"The doctor would try to save me," insisted Curberry, fiercely, "and I will not be saved only to be hanged. Stay here and listen to me. I have something to say. Touch the button of the bell and I shoot!" As he spoke he levelled the revolver. "Quick, quick, what will you do?"
"Have your own way," agreed Halliday, and moved to the desk, where he sat down on a convenient chair. Curberry, with a groan, returned to his seat, and laid the revolver on the blotting paper, ready for instant use should necessity arise. Even as yet he did not wholly trust Halliday. And there was cause for his suspicion. Since Dan was unarmed, he could do nothing against a man with a quick-firing weapon, but he made up his mind to snatch at the revolver the moment Curberry was off his guard. Yet, even as he decided upon this course, he said to himself that it was foolish. The man's recovery, supposing a doctor did arrive, meant the man's arrest, and, in Dan's opinion, as in Curberry's, death was better than disgrace. It was a most uncomfortable situation, but Halliday did not see anything to do but to listen to what his host had to say. The poor wretch had poisoned himself, and was keeping all help at bay with his revolver. He would be dead in an hour, or half an hour, as he hinted, so the best thing was to hear his story in the hope that by its means those who had brought him to this pass could be punished. But it was a weird experience to sit beside a tormented man, who declined to be saved from a tragic death. "Did Queen Beelzebub give you the poison?" asked Halliday, shivering at the gray pinched look on Curberry's face. "Long ago; long ago; not now," muttered the man, groaning. "Every member of the Society of Flies has this poison to escape arrest, should there be danger. It is a painless poison, more or less, and acts slowly, and--but I have told you all this before. There is not much time," he pressed his hands on his heart, "while I retain my strength and my senses, listen!"

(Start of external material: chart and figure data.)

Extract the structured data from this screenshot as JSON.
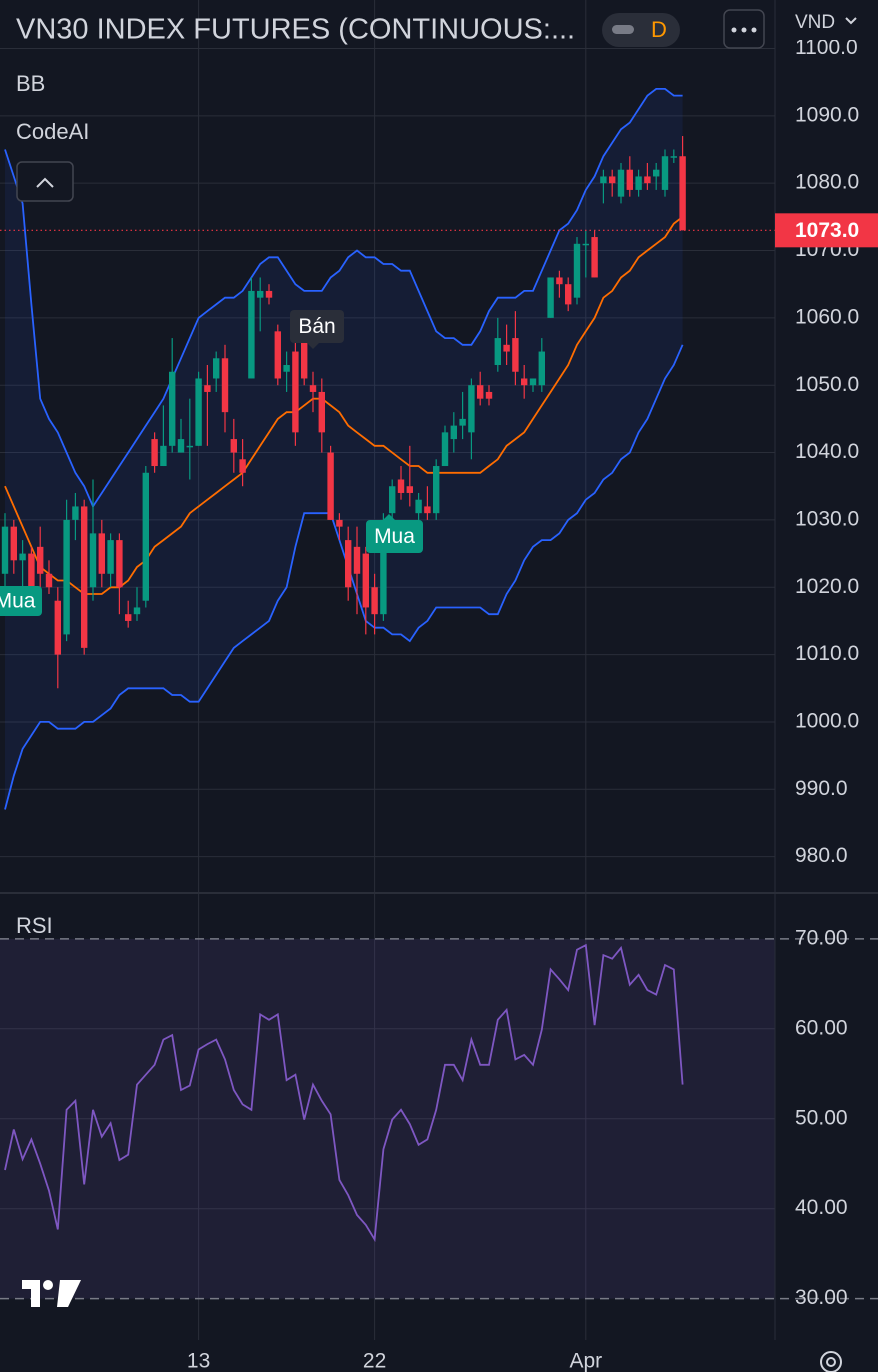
{
  "chart_data": [
    {
      "type": "candlestick",
      "title": "VN30 INDEX FUTURES (CONTINUOUS:...",
      "interval": "D",
      "currency": "VND",
      "indicators": [
        "BB",
        "CodeAI"
      ],
      "categories": [
        null,
        null,
        null,
        null,
        null,
        null,
        null,
        null,
        null,
        null,
        null,
        null,
        null,
        null,
        null,
        null,
        null,
        null,
        null,
        null,
        null,
        null,
        "13",
        null,
        null,
        null,
        null,
        null,
        null,
        null,
        null,
        null,
        null,
        null,
        null,
        null,
        null,
        null,
        null,
        null,
        null,
        null,
        "22",
        null,
        null,
        null,
        null,
        null,
        null,
        null,
        null,
        null,
        null,
        null,
        null,
        null,
        null,
        null,
        null,
        null,
        null,
        null,
        null,
        null,
        null,
        null,
        "Apr",
        null,
        null,
        null,
        null,
        null,
        null,
        null,
        null,
        null,
        null,
        null
      ],
      "open": [
        1022,
        1029,
        1024,
        1025,
        1026,
        1022,
        1018,
        1013,
        1030,
        1032,
        1020,
        1028,
        1022,
        1027,
        1016,
        1016,
        1018,
        1042,
        1038,
        1041,
        1040,
        1041,
        1041,
        1050,
        1051,
        1054,
        1042,
        1039,
        1051,
        1063,
        1064,
        1058,
        1052,
        1055,
        1057,
        1050,
        1049,
        1040,
        1030,
        1027,
        1026,
        1025,
        1020,
        1016,
        1031,
        1036,
        1035,
        1031,
        1032,
        1031,
        1038,
        1042,
        1044,
        1043,
        1050,
        1049,
        1053,
        1056,
        1057,
        1051,
        1050,
        1050,
        1060,
        1066,
        1065,
        1063,
        1071,
        1072,
        1080,
        1081,
        1078,
        1082,
        1079,
        1081,
        1081,
        1079,
        1084,
        1084
      ],
      "high": [
        1031,
        1030,
        1027,
        1026,
        1029,
        1024,
        1020,
        1033,
        1034,
        1033,
        1036,
        1030,
        1028,
        1028,
        1018,
        1020,
        1038,
        1043,
        1047,
        1057,
        1045,
        1048,
        1052,
        1053,
        1055,
        1056,
        1045,
        1042,
        1066,
        1066,
        1065,
        1059,
        1055,
        1058,
        1058,
        1052,
        1051,
        1041,
        1031,
        1029,
        1029,
        1026,
        1022,
        1031,
        1036,
        1038,
        1041,
        1034,
        1035,
        1039,
        1044,
        1046,
        1049,
        1051,
        1052,
        1050,
        1060,
        1059,
        1061,
        1053,
        1051,
        1057,
        1066,
        1067,
        1066,
        1072,
        1073,
        1073,
        1082,
        1082,
        1083,
        1084,
        1082,
        1083,
        1083,
        1085,
        1085,
        1087
      ],
      "low": [
        1020,
        1022,
        1019,
        1018,
        1020,
        1019,
        1005,
        1012,
        1027,
        1010,
        1018,
        1020,
        1020,
        1016,
        1014,
        1015,
        1017,
        1037,
        1038,
        1040,
        1040,
        1036,
        1041,
        1041,
        1049,
        1043,
        1037,
        1035,
        1051,
        1058,
        1062,
        1050,
        1049,
        1041,
        1050,
        1046,
        1040,
        1030,
        1027,
        1018,
        1016,
        1013,
        1013,
        1015,
        1029,
        1033,
        1032,
        1029,
        1030,
        1030,
        1038,
        1040,
        1042,
        1039,
        1047,
        1047,
        1052,
        1053,
        1050,
        1048,
        1049,
        1049,
        1060,
        1063,
        1061,
        1062,
        1066,
        1066,
        1077,
        1078,
        1077,
        1078,
        1078,
        1079,
        1079,
        1078,
        1083,
        1073
      ],
      "close": [
        1029,
        1024,
        1025,
        1020,
        1022,
        1020,
        1010,
        1030,
        1032,
        1011,
        1028,
        1022,
        1027,
        1020,
        1015,
        1017,
        1037,
        1038,
        1041,
        1052,
        1042,
        1041,
        1051,
        1049,
        1054,
        1046,
        1040,
        1037,
        1064,
        1064,
        1063,
        1051,
        1053,
        1043,
        1051,
        1049,
        1043,
        1030,
        1029,
        1020,
        1022,
        1017,
        1016,
        1030,
        1035,
        1034,
        1034,
        1033,
        1031,
        1038,
        1043,
        1044,
        1045,
        1050,
        1048,
        1048,
        1057,
        1055,
        1052,
        1050,
        1051,
        1055,
        1066,
        1065,
        1062,
        1071,
        1071,
        1066,
        1081,
        1080,
        1082,
        1079,
        1081,
        1080,
        1082,
        1084,
        1084,
        1073
      ],
      "up_color": "#089981",
      "down_color": "#f23645",
      "series": [
        {
          "color": "#2962ff",
          "values": [
            1085,
            1081,
            1077,
            1062,
            1048,
            1045,
            1043,
            1040,
            1037,
            1035,
            1032,
            1034,
            1036,
            1038,
            1040,
            1042,
            1044,
            1046,
            1048,
            1051,
            1054,
            1057,
            1060,
            1061,
            1062,
            1063,
            1063,
            1064,
            1066,
            1068,
            1069,
            1069,
            1067,
            1065,
            1064,
            1064,
            1064,
            1066,
            1067,
            1069,
            1070,
            1069,
            1069,
            1068,
            1068,
            1067,
            1067,
            1064,
            1061,
            1058,
            1057,
            1057,
            1056,
            1056,
            1058,
            1061,
            1063,
            1063,
            1063,
            1064,
            1064,
            1067,
            1070,
            1073,
            1074,
            1076,
            1079,
            1081,
            1084,
            1086,
            1088,
            1089,
            1091,
            1093,
            1094,
            1094,
            1093,
            1093
          ]
        },
        {
          "color": "#ff6d00",
          "values": [
            1035,
            1032,
            1029,
            1026,
            1023,
            1022,
            1021,
            1021,
            1020,
            1019,
            1019,
            1019,
            1020,
            1020,
            1021,
            1023,
            1024,
            1026,
            1027,
            1028,
            1029,
            1031,
            1032,
            1033,
            1034,
            1035,
            1036,
            1037,
            1039,
            1041,
            1043,
            1045,
            1046,
            1046,
            1047,
            1048,
            1048,
            1047,
            1046,
            1044,
            1043,
            1042,
            1041,
            1041,
            1040,
            1039,
            1038,
            1038,
            1037,
            1037,
            1037,
            1037,
            1037,
            1037,
            1037,
            1038,
            1039,
            1041,
            1042,
            1043,
            1045,
            1047,
            1049,
            1051,
            1053,
            1056,
            1058,
            1060,
            1063,
            1064,
            1066,
            1067,
            1069,
            1070,
            1071,
            1072,
            1074,
            1075
          ]
        },
        {
          "color": "#2962ff",
          "values": [
            987,
            992,
            996,
            998,
            1000,
            1000,
            999,
            999,
            999,
            1000,
            1000,
            1001,
            1002,
            1004,
            1005,
            1005,
            1005,
            1005,
            1005,
            1004,
            1004,
            1003,
            1003,
            1005,
            1007,
            1009,
            1011,
            1012,
            1013,
            1014,
            1015,
            1018,
            1020,
            1026,
            1031,
            1031,
            1031,
            1031,
            1027,
            1023,
            1019,
            1015,
            1014,
            1014,
            1013,
            1013,
            1012,
            1014,
            1015,
            1017,
            1017,
            1017,
            1017,
            1017,
            1017,
            1016,
            1016,
            1019,
            1021,
            1024,
            1026,
            1027,
            1027,
            1028,
            1030,
            1031,
            1033,
            1034,
            1036,
            1037,
            1039,
            1040,
            1043,
            1045,
            1048,
            1051,
            1053,
            1056
          ]
        }
      ],
      "signals": [
        "Mua",
        "Bán",
        "Mua"
      ],
      "last_price": {
        "value": 1073,
        "label": "1073.0"
      },
      "ylim": [
        974.6,
        1107.2
      ],
      "yticks": [
        {
          "value": 980,
          "label": "980.0"
        },
        {
          "value": 990,
          "label": "990.0"
        },
        {
          "value": 1000,
          "label": "1000.0"
        },
        {
          "value": 1010,
          "label": "1010.0"
        },
        {
          "value": 1020,
          "label": "1020.0"
        },
        {
          "value": 1030,
          "label": "1030.0"
        },
        {
          "value": 1040,
          "label": "1040.0"
        },
        {
          "value": 1050,
          "label": "1050.0"
        },
        {
          "value": 1060,
          "label": "1060.0"
        },
        {
          "value": 1070,
          "label": "1070.0"
        },
        {
          "value": 1080,
          "label": "1080.0"
        },
        {
          "value": 1090,
          "label": "1090.0"
        },
        {
          "value": 1100,
          "label": "1100.0"
        }
      ],
      "grid": true
    },
    {
      "type": "line",
      "title": "RSI",
      "color": "#7e57c2",
      "values": [
        44.3,
        48.8,
        45.5,
        47.7,
        45,
        42,
        37.7,
        51,
        52,
        42.7,
        51,
        48,
        49.5,
        45.4,
        46,
        53.8,
        54.9,
        56,
        58.8,
        59.3,
        53.2,
        53.7,
        57.7,
        58.3,
        58.8,
        56.6,
        53.2,
        51.6,
        51,
        61.6,
        61,
        61.6,
        54.3,
        54.9,
        49.9,
        53.8,
        52,
        50.5,
        43.2,
        41.5,
        39.3,
        38.2,
        36.6,
        46.6,
        49.9,
        51,
        49.4,
        47.1,
        47.7,
        51,
        56,
        56,
        54.3,
        58.8,
        56,
        56,
        61,
        62.1,
        56.6,
        57.1,
        56,
        59.9,
        66.6,
        65.5,
        64.3,
        68.8,
        69.3,
        60.4,
        68.2,
        67.8,
        69,
        64.9,
        66,
        64.3,
        63.8,
        67.1,
        66.6,
        53.8
      ],
      "bands": [
        30,
        70
      ],
      "ylim": [
        25.4,
        75.1
      ],
      "yticks": [
        {
          "value": 30,
          "label": "30.00"
        },
        {
          "value": 40,
          "label": "40.00"
        },
        {
          "value": 50,
          "label": "50.00"
        },
        {
          "value": 60,
          "label": "60.00"
        },
        {
          "value": 70,
          "label": "70.00"
        }
      ],
      "grid": true
    }
  ]
}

"But where is this woman you call Queen Beelzebub," demanded Dan, looking round anxiously. "I saw her arrive in an aeroplane."
"She did; she came to tell me that you knew all about our society."
"You belong to it?"
"Yes, curse it, and those who dragged me into the matter. I was getting on all right in the law, when I was tempted and fell."
"Your uncle and your cousin----"
"Yes, yes!" broke in Curberry, with another groan, "she said that if I joined the society, they could be got rid of. They were got rid of because I wished for the title and the money."
"But for what reason?"
"So that I could marry Lillian. Moon refused to listen to me so long as I was merely a struggling barrister. But, when I became wealthy and--and--oh, this pain. The poison is a lie like all the rest of the business."